Prince fled, but left her handbag which contained goods stolen in Mitchells Plain.

She said she returned to the bush where she had been living and returned to Citrusdal a few days later with the help of relatives.

The stolen items were found at her father's house upon her arrest.

Prince had told Hanekom that she had decided to kill Malcolm because she thought the woman had poisoned her when she had offered her something to eat. She claimed to have feared that the pensioner would phone the police once Prince had fallen asleep.

Malcolm's daughter, Alison Williams, said she was not surprised that her mother had offered assistance to Prince before she was murdered.

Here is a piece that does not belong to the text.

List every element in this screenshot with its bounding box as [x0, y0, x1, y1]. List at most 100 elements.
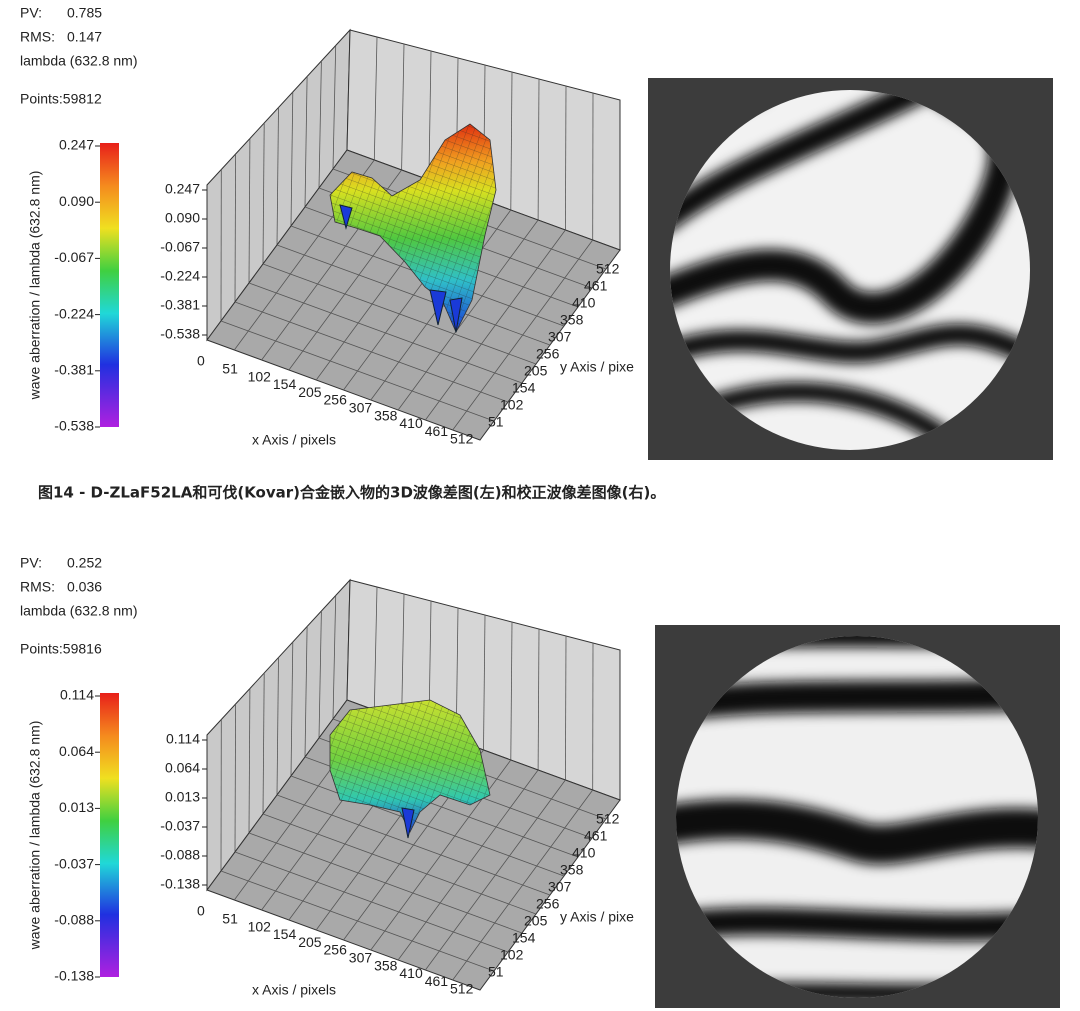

"She never hesitated to help," she testified during proceedings.

Her mother was more than a "little old pensioner, a case number"; she was vibrant and full of life, Williams told Judge Bruce Langa.

Her son had found his grandmother's "butchered body", Williams said from the stand, and his "scars will never heal".

She appealed for the highest possible prison sentence for Prince, insisting that, should her mother's murderer ever be up for parole, a family member would be there to "ensure she stays behind bars, where she belongs".

"Our lives will never be the same."

Sentencing proceedings continue on Wednesday.